Иногда сиреневыми всполохами на свинцовой серости грозового неба в глаза бросаются люди другого сорта. Такие, которые едва бросившись в глаза тут же с антрацитовой четкостью одним лишь положением подбородка дают понять, что ничего подобного не делали – нет, они никогда и никуда не бросались, напротив, это ты, дурень, стоишь (идешь, сидишь) и швыряешься в них своими глазами, приученными выражать невыразительность и полный спектр отсутствия выражений. Встречи с такими людьми – отличный полигон для рефлексии, и, уверен, что переживал бы их болезненно, не знай я цену своим талантам, а, стало быть, и себе в целом. Мой дар в том, чтобы говорить зеленым, красным и синим. А еще я превосходно справляюсь с задачей не искать и не находить для себя приключений.

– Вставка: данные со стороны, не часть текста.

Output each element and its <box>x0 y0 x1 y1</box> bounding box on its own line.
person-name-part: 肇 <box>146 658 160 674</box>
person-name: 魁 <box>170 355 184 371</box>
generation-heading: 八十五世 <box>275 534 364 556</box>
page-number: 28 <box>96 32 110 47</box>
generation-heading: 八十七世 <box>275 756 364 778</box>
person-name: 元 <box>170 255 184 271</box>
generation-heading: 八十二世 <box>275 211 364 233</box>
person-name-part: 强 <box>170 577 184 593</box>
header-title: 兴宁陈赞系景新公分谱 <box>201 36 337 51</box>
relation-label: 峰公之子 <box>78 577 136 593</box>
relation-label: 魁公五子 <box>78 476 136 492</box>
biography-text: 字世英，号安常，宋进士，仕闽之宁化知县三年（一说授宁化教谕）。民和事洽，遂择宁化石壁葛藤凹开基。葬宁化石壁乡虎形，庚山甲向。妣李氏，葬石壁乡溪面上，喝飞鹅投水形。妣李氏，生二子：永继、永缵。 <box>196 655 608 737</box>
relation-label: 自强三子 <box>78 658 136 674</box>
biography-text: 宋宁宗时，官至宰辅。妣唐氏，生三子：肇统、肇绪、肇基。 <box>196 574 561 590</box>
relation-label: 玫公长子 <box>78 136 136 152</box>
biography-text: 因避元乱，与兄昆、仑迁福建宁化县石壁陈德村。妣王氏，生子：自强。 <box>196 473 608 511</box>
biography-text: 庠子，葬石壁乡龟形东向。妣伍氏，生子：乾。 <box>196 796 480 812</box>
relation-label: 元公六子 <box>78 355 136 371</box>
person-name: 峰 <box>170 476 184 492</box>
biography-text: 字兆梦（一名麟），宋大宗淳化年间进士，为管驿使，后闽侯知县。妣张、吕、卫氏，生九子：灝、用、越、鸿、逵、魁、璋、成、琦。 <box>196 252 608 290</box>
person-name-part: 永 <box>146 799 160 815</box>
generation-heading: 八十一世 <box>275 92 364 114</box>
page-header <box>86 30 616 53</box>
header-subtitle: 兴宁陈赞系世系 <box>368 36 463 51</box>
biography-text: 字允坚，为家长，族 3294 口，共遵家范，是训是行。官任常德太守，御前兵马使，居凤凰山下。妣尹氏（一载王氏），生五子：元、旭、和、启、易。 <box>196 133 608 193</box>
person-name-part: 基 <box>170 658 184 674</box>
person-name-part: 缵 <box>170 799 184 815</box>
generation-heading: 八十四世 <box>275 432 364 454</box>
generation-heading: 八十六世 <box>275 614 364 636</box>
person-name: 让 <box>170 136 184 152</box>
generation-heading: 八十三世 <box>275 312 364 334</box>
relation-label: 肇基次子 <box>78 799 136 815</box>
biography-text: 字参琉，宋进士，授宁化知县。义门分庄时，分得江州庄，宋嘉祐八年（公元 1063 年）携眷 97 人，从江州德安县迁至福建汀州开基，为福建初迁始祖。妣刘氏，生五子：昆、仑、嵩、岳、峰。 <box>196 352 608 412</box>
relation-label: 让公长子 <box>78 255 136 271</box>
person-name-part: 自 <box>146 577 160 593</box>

Поэтому совсем не удивительно, что все изменилось именно в тот день, когда эти мои таланты разом, словно сговорившись, не сработали.

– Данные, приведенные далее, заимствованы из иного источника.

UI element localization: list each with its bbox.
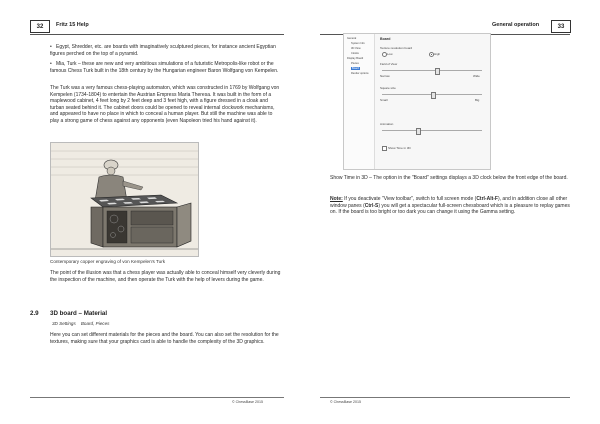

Люди раздражаются. Симптомы раздраженности – сыпь, выступающая на изнанке кожи так, что единственно где и как ее можно увидеть, это на внутренней стороне век, зажмурившись. Раздраженность, в отличие от обыкновенности и невыразительности, – серьезное заболевание, делающее личность ущербной. Серость, аммиак и солоноватость можно нести с достоинством, но не воняющий снулой рыбой едкий уксус. Пораженный раздражением человек мгновенно подгнивает желтизной заветревшегося майонеза. Он, не плохой, не злой, не коварный, становится неприятностью для любого, кто его коснется – ни дать ни взять, куча испражнений, а не человек получается. Изъян раздраженности толкает на отвратительные поступки успешнее, чем жадность, ненависть, похоть и высокомерие. Раздраженность нельзя использовать для получения какой-либо выгоды и свершений, ее единственное призвание – портить все подряд. От раздраженных людей я стараюсь держаться подальше. Как правило.